No Joke; Obama Issues 2nd Open Govt. National Action Plan
It may seem like a cheap prank but the Obama administration, which has proven to be among the most secretive, has actually issued its second “Open Government National Action Plan” that promises to build on (delusional) “past successes.”
Even the president’s many friends and supporters in the mainstream media have conceded that government secrecy has actually increased significantly since he moved into the White House, despite promises of an “unprecedented level of openness in government.” Instead, federal agencies have found creative excuses to keep an alarming number of public records secret, according to an analysis conducted several years ago by a national news organization.

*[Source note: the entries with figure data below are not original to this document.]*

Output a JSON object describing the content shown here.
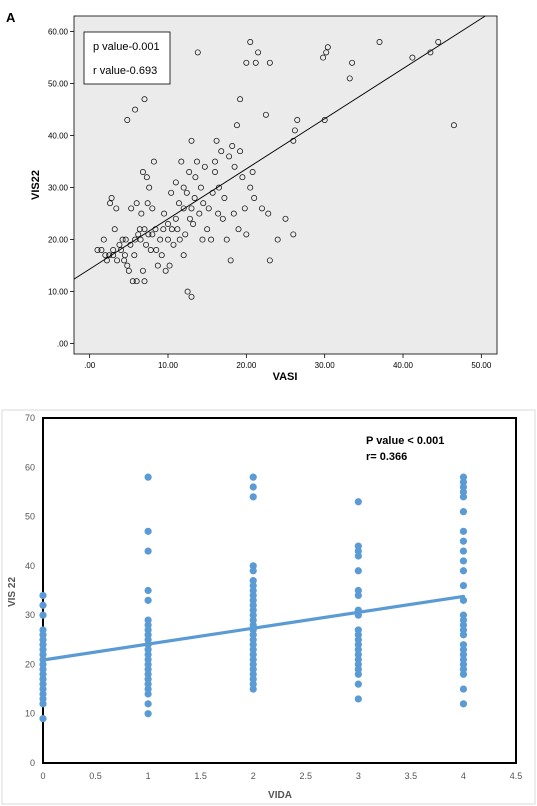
{
  "chart_data": [
    {
      "panel": "A",
      "type": "scatter",
      "xlabel": "VASI",
      "ylabel": "VIS22",
      "xlim": [
        -2,
        52
      ],
      "ylim": [
        -2,
        63
      ],
      "xticks": [
        0,
        10,
        20,
        30,
        40,
        50
      ],
      "yticks": [
        0,
        10,
        20,
        30,
        40,
        50,
        60
      ],
      "tick_format": 2,
      "grid": false,
      "background": "#ebebeb",
      "marker": "open-circle",
      "annotations": [
        "p value-0.001",
        "r value-0.693"
      ],
      "fit_line": {
        "x": [
          -2,
          50.5
        ],
        "y": [
          12.4,
          63
        ]
      },
      "points": [
        [
          1,
          18
        ],
        [
          1.5,
          18
        ],
        [
          1.8,
          20
        ],
        [
          2,
          17
        ],
        [
          2.2,
          16
        ],
        [
          2.5,
          17
        ],
        [
          2.6,
          27
        ],
        [
          2.8,
          28
        ],
        [
          3,
          17
        ],
        [
          3,
          18
        ],
        [
          3.2,
          22
        ],
        [
          3.4,
          26
        ],
        [
          3.5,
          16
        ],
        [
          3.8,
          19
        ],
        [
          4,
          18
        ],
        [
          4.2,
          20
        ],
        [
          4.4,
          16
        ],
        [
          4.5,
          17
        ],
        [
          4.6,
          20
        ],
        [
          4.8,
          15
        ],
        [
          5,
          14
        ],
        [
          5.2,
          19
        ],
        [
          5.3,
          26
        ],
        [
          5.5,
          12
        ],
        [
          5.7,
          17
        ],
        [
          5.8,
          20
        ],
        [
          6,
          12
        ],
        [
          6,
          27
        ],
        [
          6.2,
          21
        ],
        [
          6.4,
          22
        ],
        [
          6.5,
          20
        ],
        [
          6.6,
          25
        ],
        [
          6.8,
          14
        ],
        [
          6.8,
          33
        ],
        [
          7,
          22
        ],
        [
          7,
          12
        ],
        [
          7.2,
          19
        ],
        [
          7.3,
          32
        ],
        [
          7.4,
          27
        ],
        [
          7.5,
          21
        ],
        [
          7.6,
          30
        ],
        [
          7.8,
          18
        ],
        [
          8,
          21
        ],
        [
          8,
          26
        ],
        [
          8.2,
          35
        ],
        [
          8.4,
          22
        ],
        [
          8.5,
          18
        ],
        [
          8.7,
          15
        ],
        [
          9,
          20
        ],
        [
          9.2,
          17
        ],
        [
          9.4,
          22
        ],
        [
          9.5,
          25
        ],
        [
          9.7,
          14
        ],
        [
          10,
          20
        ],
        [
          10,
          23
        ],
        [
          10.2,
          15
        ],
        [
          10.4,
          29
        ],
        [
          10.5,
          22
        ],
        [
          10.7,
          19
        ],
        [
          11,
          24
        ],
        [
          11,
          31
        ],
        [
          11.2,
          22
        ],
        [
          11.4,
          27
        ],
        [
          11.5,
          20
        ],
        [
          11.7,
          35
        ],
        [
          12,
          17
        ],
        [
          12,
          26
        ],
        [
          12,
          30
        ],
        [
          12.2,
          21
        ],
        [
          12.4,
          29
        ],
        [
          12.5,
          10
        ],
        [
          12.7,
          33
        ],
        [
          12.8,
          24
        ],
        [
          13,
          9
        ],
        [
          13,
          26
        ],
        [
          13,
          39
        ],
        [
          13.2,
          23
        ],
        [
          13.4,
          28
        ],
        [
          13.5,
          32
        ],
        [
          13.7,
          35
        ],
        [
          14,
          25
        ],
        [
          14.2,
          30
        ],
        [
          14.4,
          20
        ],
        [
          14.5,
          27
        ],
        [
          14.7,
          34
        ],
        [
          15,
          22
        ],
        [
          15.2,
          26
        ],
        [
          15.5,
          20
        ],
        [
          15.7,
          29
        ],
        [
          16,
          33
        ],
        [
          16,
          35
        ],
        [
          16.2,
          39
        ],
        [
          16.4,
          25
        ],
        [
          16.5,
          30
        ],
        [
          16.8,
          37
        ],
        [
          17,
          24
        ],
        [
          17.2,
          28
        ],
        [
          17.5,
          20
        ],
        [
          17.8,
          36
        ],
        [
          18,
          16
        ],
        [
          18.2,
          38
        ],
        [
          18.4,
          25
        ],
        [
          18.5,
          34
        ],
        [
          18.8,
          42
        ],
        [
          19,
          22
        ],
        [
          19.2,
          37
        ],
        [
          19.5,
          32
        ],
        [
          19.8,
          26
        ],
        [
          20,
          21
        ],
        [
          20.5,
          30
        ],
        [
          20.8,
          33
        ],
        [
          21,
          28
        ],
        [
          21.2,
          54
        ],
        [
          21.5,
          56
        ],
        [
          22,
          26
        ],
        [
          22.5,
          44
        ],
        [
          22.8,
          25
        ],
        [
          23,
          16
        ],
        [
          23,
          54
        ],
        [
          24,
          20
        ],
        [
          25,
          24
        ],
        [
          26,
          21
        ],
        [
          26,
          39
        ],
        [
          26.2,
          41
        ],
        [
          26.5,
          43
        ],
        [
          29.8,
          55
        ],
        [
          30,
          43
        ],
        [
          30.2,
          56
        ],
        [
          30.4,
          57
        ],
        [
          33.2,
          51
        ],
        [
          33.5,
          54
        ],
        [
          37,
          58
        ],
        [
          41.2,
          55
        ],
        [
          43.5,
          56
        ],
        [
          44.5,
          58
        ],
        [
          46.5,
          42
        ],
        [
          4.8,
          43
        ],
        [
          5.8,
          45
        ],
        [
          7,
          47
        ],
        [
          13.8,
          56
        ],
        [
          19.2,
          47
        ],
        [
          20.5,
          58
        ],
        [
          20,
          54
        ]
      ]
    },
    {
      "panel": "B",
      "type": "scatter",
      "xlabel": "VIDA",
      "ylabel": "VIS 22",
      "xlim": [
        0,
        4.5
      ],
      "ylim": [
        0,
        70
      ],
      "xticks": [
        0,
        0.5,
        1,
        1.5,
        2,
        2.5,
        3,
        3.5,
        4,
        4.5
      ],
      "yticks": [
        0,
        10,
        20,
        30,
        40,
        50,
        60,
        70
      ],
      "grid": false,
      "marker_color": "#5b9bd5",
      "annotations": [
        "P value < 0.001",
        "r= 0.366"
      ],
      "fit_line": {
        "x": [
          0,
          4
        ],
        "y": [
          20.9,
          33.8
        ],
        "color": "#5b9bd5"
      },
      "series": [
        {
          "x": 0,
          "values": [
            9,
            12,
            13,
            14,
            15,
            16,
            17,
            18,
            19,
            20,
            21,
            22,
            23,
            24,
            25,
            26,
            27,
            30,
            32,
            34
          ]
        },
        {
          "x": 1,
          "values": [
            10,
            12,
            14,
            15,
            16,
            17,
            18,
            19,
            20,
            21,
            22,
            23,
            24,
            25,
            26,
            27,
            28,
            29,
            33,
            35,
            43,
            47,
            58
          ]
        },
        {
          "x": 2,
          "values": [
            15,
            16,
            17,
            18,
            19,
            20,
            21,
            22,
            23,
            24,
            25,
            26,
            27,
            28,
            29,
            30,
            31,
            32,
            33,
            34,
            35,
            36,
            37,
            39,
            40,
            54,
            56,
            58
          ]
        },
        {
          "x": 3,
          "values": [
            13,
            16,
            18,
            19,
            20,
            21,
            22,
            23,
            24,
            25,
            26,
            27,
            30,
            31,
            34,
            35,
            39,
            42,
            43,
            44,
            53
          ]
        },
        {
          "x": 4,
          "values": [
            12,
            15,
            18,
            19,
            20,
            21,
            22,
            23,
            24,
            26,
            27,
            28,
            29,
            30,
            33,
            36,
            39,
            41,
            43,
            45,
            47,
            51,
            54,
            55,
            56,
            57,
            58
          ]
        }
      ]
    }
  ]
}
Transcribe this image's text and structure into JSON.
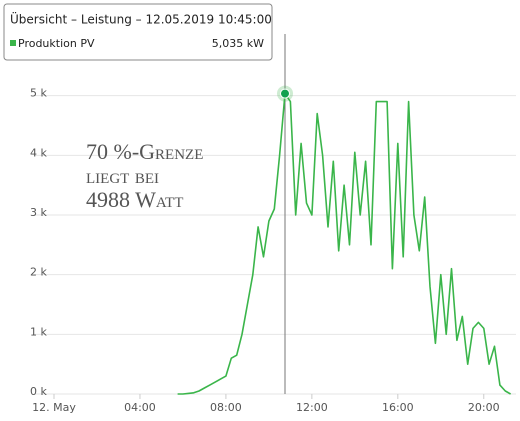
{
  "chart_data": {
    "type": "line",
    "tooltip": {
      "title": "Übersicht – Leistung – 12.05.2019 10:45:00",
      "value_label": "5,035 kW"
    },
    "annotation": [
      "70 %-Grenze",
      "liegt bei",
      "4988 Watt"
    ],
    "annotation_color": "#f08a24",
    "x": [
      5.75,
      6,
      6.25,
      6.5,
      6.75,
      7,
      7.25,
      7.5,
      7.75,
      8,
      8.25,
      8.5,
      8.75,
      9,
      9.25,
      9.5,
      9.75,
      10,
      10.25,
      10.5,
      10.75,
      11,
      11.25,
      11.5,
      11.75,
      12,
      12.25,
      12.5,
      12.75,
      13,
      13.25,
      13.5,
      13.75,
      14,
      14.25,
      14.5,
      14.75,
      15,
      15.25,
      15.5,
      15.75,
      16,
      16.25,
      16.5,
      16.75,
      17,
      17.25,
      17.5,
      17.75,
      18,
      18.25,
      18.5,
      18.75,
      19,
      19.25,
      19.5,
      19.75,
      20,
      20.25,
      20.5,
      20.75,
      21,
      21.25
    ],
    "series": [
      {
        "name": "Produktion PV",
        "color": "#3ab54a",
        "values": [
          0,
          0,
          10,
          20,
          50,
          100,
          150,
          200,
          250,
          300,
          600,
          650,
          1000,
          1500,
          2000,
          2800,
          2300,
          2900,
          3100,
          4000,
          5035,
          4900,
          3000,
          4200,
          3200,
          3000,
          4700,
          4000,
          2800,
          3900,
          2400,
          3500,
          2500,
          4050,
          3000,
          3900,
          2500,
          4900,
          4900,
          4900,
          2100,
          4200,
          2300,
          4900,
          3000,
          2400,
          3300,
          1800,
          850,
          2000,
          1000,
          2100,
          900,
          1300,
          500,
          1100,
          1200,
          1100,
          500,
          800,
          150,
          50,
          0
        ]
      }
    ],
    "xlim": [
      0,
      21.5
    ],
    "xticks": [
      {
        "value": 0,
        "label": "12. May"
      },
      {
        "value": 4,
        "label": "04:00"
      },
      {
        "value": 8,
        "label": "08:00"
      },
      {
        "value": 12,
        "label": "12:00"
      },
      {
        "value": 16,
        "label": "16:00"
      },
      {
        "value": 20,
        "label": "20:00"
      }
    ],
    "ylim": [
      0,
      6000
    ],
    "yticks": [
      {
        "value": 0,
        "label": "0 k"
      },
      {
        "value": 1000,
        "label": "1 k"
      },
      {
        "value": 2000,
        "label": "2 k"
      },
      {
        "value": 3000,
        "label": "3 k"
      },
      {
        "value": 4000,
        "label": "4 k"
      },
      {
        "value": 5000,
        "label": "5 k"
      }
    ],
    "grid": true
  }
}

The problem has only gotten worse over the years, according to a number of reports and probes. Just a few months ago a national news conglomerate reported that the administration even uses covert government accounts to keep electronic mail from becoming public. When the news outlet tried accessing records of the illegal secret accounts, one federal agency, the Department of Labor (DOL) tried collecting north of $1 million for its list of email addresses by claiming it had to pay 50 people to work three weeks retrieving the records.
Judicial Watch encounters these sorts of obstacles regularly in its never-ending work exposing government corruption, which goes hand in hand with secrecy and often forces litigation. The Obama administration has kept JW quite busy and in court often. How bad is the problem? A few years ago JW President Tom Fitton told Congress how, under Obama, government agencies have actually created additional hurdles and stonewalled even the most basic Freedom of Information Act (FOIA) requests. “The Bush administration was tough and tricky, but the Obama administration is tougher and trickier,” Fitton told lawmakers. Fitton testified before the House and Senate during “Sunshine Week,” a national initiative by the news media, nonprofits and other organizations to promote government transparency.

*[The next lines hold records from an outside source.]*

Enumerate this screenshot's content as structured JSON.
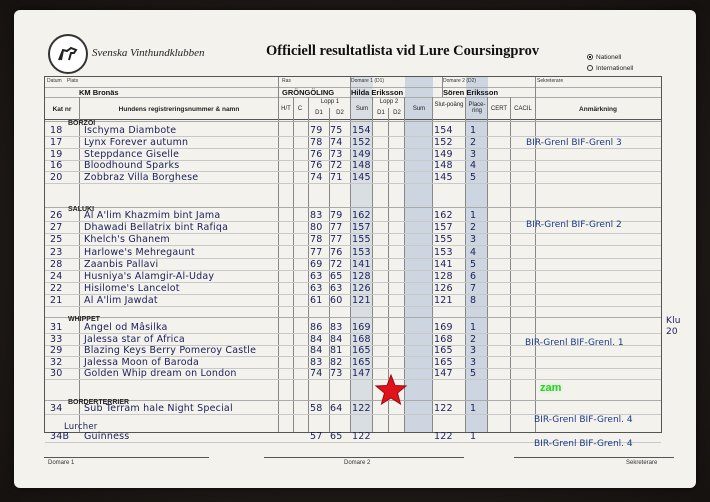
{
  "header": {
    "club": "Svenska Vinthundklubben",
    "title": "Officiell resultatlista vid Lure Coursingprov",
    "options": [
      "Nationell",
      "Internationell"
    ],
    "selected_option": "Nationell"
  },
  "info": {
    "datum_label": "Datum",
    "plats_label": "Plats",
    "plats_value": "KM Bronäs",
    "ras_label": "Ras",
    "ras_value": "GRÖNGÖLING",
    "domare1_label": "Domare 1 (D1)",
    "domare1_value": "Hilda Eriksson",
    "domare2_label": "Domare 2 (D2)",
    "domare2_value": "Sören Eriksson",
    "sekreterare_label": "Sekreterare"
  },
  "columns": {
    "kat_nr": "Kat nr",
    "name": "Hundens registreringsnummer & namn",
    "ht": "H/T",
    "c": "C",
    "d1": "D1",
    "d2": "D2",
    "lopp1": "Lopp 1",
    "lopp2": "Lopp 2",
    "sum": "Sum",
    "slut": "Slut-poäng",
    "placering": "Place-ring",
    "cert": "CERT",
    "cacil": "CACIL",
    "anm": "Anmärkning"
  },
  "groups": [
    {
      "breed": "BORZOI",
      "note": "BIR-Grenl  BIF-Grenl 3",
      "rows": [
        {
          "nr": "18",
          "name": "Ischyma Diambote",
          "l1d1": "79",
          "l1d2": "75",
          "sum": "154",
          "slut": "154",
          "plac": "1"
        },
        {
          "nr": "17",
          "name": "Lynx Forever autumn",
          "l1d1": "78",
          "l1d2": "74",
          "sum": "152",
          "slut": "152",
          "plac": "2"
        },
        {
          "nr": "19",
          "name": "Steppdance Giselle",
          "l1d1": "76",
          "l1d2": "73",
          "sum": "149",
          "slut": "149",
          "plac": "3"
        },
        {
          "nr": "16",
          "name": "Bloodhound Sparks",
          "l1d1": "76",
          "l1d2": "72",
          "sum": "148",
          "slut": "148",
          "plac": "4"
        },
        {
          "nr": "20",
          "name": "Zobbraz Villa Borghese",
          "l1d1": "74",
          "l1d2": "71",
          "sum": "145",
          "slut": "145",
          "plac": "5"
        }
      ]
    },
    {
      "breed": "SALUKI",
      "note": "BIR-Grenl  BIF-Grenl 2",
      "rows": [
        {
          "nr": "26",
          "name": "Al A'lim Khazmim bint Jama",
          "l1d1": "83",
          "l1d2": "79",
          "sum": "162",
          "slut": "162",
          "plac": "1"
        },
        {
          "nr": "27",
          "name": "Dhawadi Bellatrix bint Rafiqa",
          "l1d1": "80",
          "l1d2": "77",
          "sum": "157",
          "slut": "157",
          "plac": "2"
        },
        {
          "nr": "25",
          "name": "Khelch's Ghanem",
          "l1d1": "78",
          "l1d2": "77",
          "sum": "155",
          "slut": "155",
          "plac": "3"
        },
        {
          "nr": "23",
          "name": "Harlowe's Mehregaunt",
          "l1d1": "77",
          "l1d2": "76",
          "sum": "153",
          "slut": "153",
          "plac": "4"
        },
        {
          "nr": "28",
          "name": "Zaanbis Pallavi",
          "l1d1": "69",
          "l1d2": "72",
          "sum": "141",
          "slut": "141",
          "plac": "5"
        },
        {
          "nr": "24",
          "name": "Husniya's Alamgir-Al-Uday",
          "l1d1": "63",
          "l1d2": "65",
          "sum": "128",
          "slut": "128",
          "plac": "6"
        },
        {
          "nr": "22",
          "name": "Hisilome's Lancelot",
          "l1d1": "63",
          "l1d2": "63",
          "sum": "126",
          "slut": "126",
          "plac": "7"
        },
        {
          "nr": "21",
          "name": "Al A'lim Jawdat",
          "l1d1": "61",
          "l1d2": "60",
          "sum": "121",
          "slut": "121",
          "plac": "8"
        }
      ]
    },
    {
      "breed": "WHIPPET",
      "note": "BIR-Grenl  BIF-Grenl. 1",
      "rows": [
        {
          "nr": "31",
          "name": "Angel od Mâsilka",
          "l1d1": "86",
          "l1d2": "83",
          "sum": "169",
          "slut": "169",
          "plac": "1"
        },
        {
          "nr": "33",
          "name": "Jalessa star of Africa",
          "l1d1": "84",
          "l1d2": "84",
          "sum": "168",
          "slut": "168",
          "plac": "2"
        },
        {
          "nr": "29",
          "name": "Blazing Keys Berry Pomeroy Castle",
          "l1d1": "84",
          "l1d2": "81",
          "sum": "165",
          "slut": "165",
          "plac": "3"
        },
        {
          "nr": "32",
          "name": "Jalessa Moon of Baroda",
          "l1d1": "83",
          "l1d2": "82",
          "sum": "165",
          "slut": "165",
          "plac": "3"
        },
        {
          "nr": "30",
          "name": "Golden Whip dream on London",
          "l1d1": "74",
          "l1d2": "73",
          "sum": "147",
          "slut": "147",
          "plac": "5"
        }
      ]
    },
    {
      "breed": "BORDERTERRIER",
      "note": "BIR-Grenl  BIF-Grenl. 4",
      "rows": [
        {
          "nr": "34",
          "name": "Sub Terram hale Night Special",
          "l1d1": "58",
          "l1d2": "64",
          "sum": "122",
          "slut": "122",
          "plac": "1"
        }
      ]
    },
    {
      "breed": "Lurcher",
      "note": "BIR-Grenl  BIF-Grenl. 4",
      "rows": [
        {
          "nr": "34B",
          "name": "Guinness",
          "l1d1": "57",
          "l1d2": "65",
          "sum": "122",
          "slut": "122",
          "plac": "1"
        }
      ]
    }
  ],
  "margin_note": "Klu 20",
  "zam": "zam",
  "footer": {
    "domare1": "Domare 1",
    "domare2": "Domare 2",
    "sekreterare": "Sekreterare"
  },
  "colors": {
    "ink": "#1a1f5a",
    "shade": "#cdd5e0",
    "zam": "#3cc43c",
    "star": "#e0121a"
  }
}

The administration’s new action plan is a sequel to a 2011 initiative that it claims set “26 commitments” that have already “increased public integrity, enhanced public access to information, improved management of public resources and given the public a more active voice in the U.S. Government’s policymaking process.” The new model will ambitiously modernize the administration of FOIA and significantly expand open data initiatives across the federal government to increase transparency.
This is laughable considering the administration’s history of secrecy without accountability. Just a few weeks ago Judicial Watch reported on the failures of an agency created by Congress to promote government transparency. Known as the Office of Government Information Services (OGIS), it’s supposed to facilitate the treacherous process of obtaining public records by serving as an objective ombudsman that forces federal agencies to comply with FOIA disputes. Though Congress has given it $1 million, it’s failed miserably to fulfill this mission, proving the Obama administration is anything but transparent.